I'm not sure what you mean about cactus_analyzeAssembly but it doesn't look like minigraph is finding any svs (which could be a sign nothing is aligning?)

[2024-06-21T10:20:42+0200] [MainThread] [I] [toil-rt] [minigraph]: [M::mg_ggsimple_cigar::0.607*1.03] inserted 0 events, including 0 inversions
[2024-06-21T10:20:43+0200] [MainThread] [I] [toil-rt] [minigraph]: [M::mg_ggsimple_cigar::1.076*1.03] inserted 0 events, including 0 inversions
[2024-06-21T10:20:44+0200] [MainThread] [I] [toil-rt] [minigraph]: [M::mg_ggsimple_cigar::1.694*1.03] inserted 0 events, including 0 inversions
[2024-06-21T10:20:44+0200] [MainThread] [I] [toil-rt] [minigraph]: [M::mg_ggsimple_cigar::2.418*1.03] inserted 0 events, including 0 inversions
[2024-06-21T10:20:46+0200] [MainThread] [I] [toil-rt] [minigraph]: [M::mg_ggsimple_cigar::4.500*1.02] inserted 0 events, including 0 inversions
[2024-06-21T10:20:47+0200] [MainThread] [I] [toil-rt] [minigraph]: [M::mg_ggsimple_cigar::5.115*1.02] inserted 0 events, including 0 inversions
[2024-06-21T10:20:48+0200] [MainThread] [I] [toil-rt] [minigraph]: [M::mg_ggsimple_cigar::5.742*1.02] inserted 0 events, including 0 inversions
[2024-06-21T10:20:48+0200] [MainThread] [I] [toil-rt] [minigraph]: [M::mg_ggsimple_cigar::6.440*1.02] inserted 0 events, including 0 inversions
[2024-06-21T10:20:49+0200] [MainThread] [I] [toil-rt] [minigraph]: [M::mg_ggsimple_cigar::6.965*1.02] inserted 0 events, including 0 inversions
[2024-06-21T10:20:49+0200] [MainThread] [I] [toil-rt] [minigraph]: [M::mg_ggsimple_cigar::7.487*1.06] inserted 0 events, including 0 inversions
[2024-06-21T10:20:50+0200] [MainThread] [I] [toil-rt] [minigraph]: [M::mg_ggsimple_cigar::8.154*1.06] inserted 0 events, including 0 inversions
[2024-06-21T10:20:51+0200] [MainThread] [I] [toil-rt] [minigraph]: [M::mg_ggsimple_cigar::8.848*1.06] inserted 0 events, including 0 inversions

You might want to consider looking in your output graph using vg paths and vg stats or halStats to see if anything is aligning.

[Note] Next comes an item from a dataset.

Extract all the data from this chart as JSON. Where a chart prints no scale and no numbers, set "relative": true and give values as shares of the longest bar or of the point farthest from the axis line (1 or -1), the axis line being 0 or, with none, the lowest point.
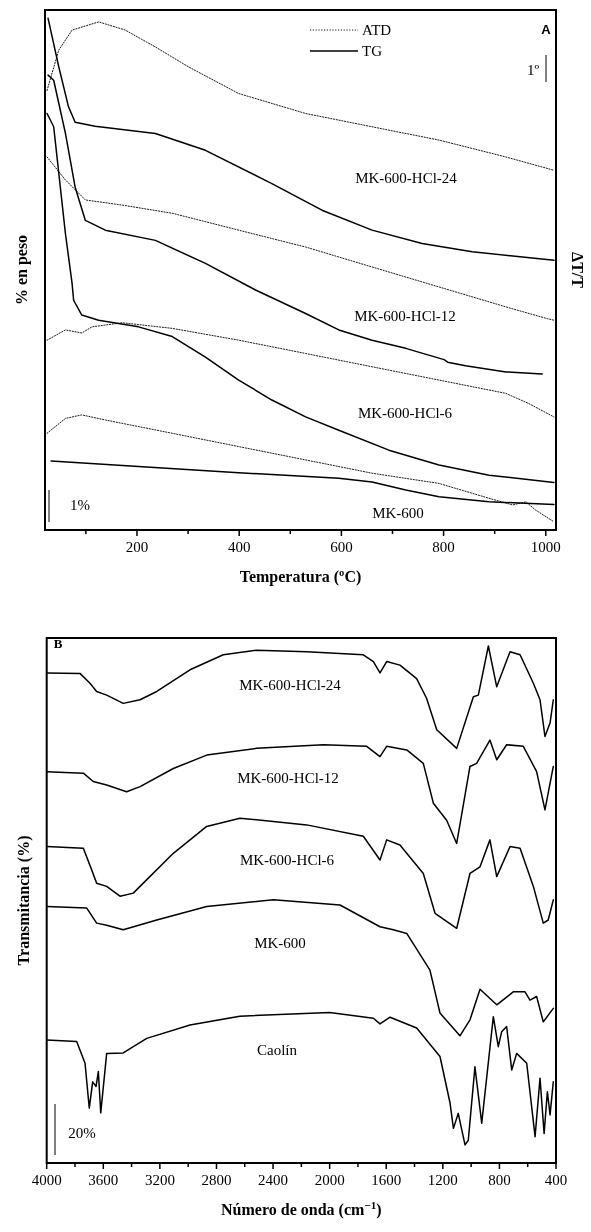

dmjask commented 4 days ago

Hi, the cactus_analyseAssembly on line 557 of the log file, where only the AG5 sample is noted.

As for minigraph not finding SVs: I have noticed the same records for other regions, where SVs have been successfully detected. The single sample output in the resulting vcf is also noted as 0 events in the log file, despite all variants genotyped as ALT.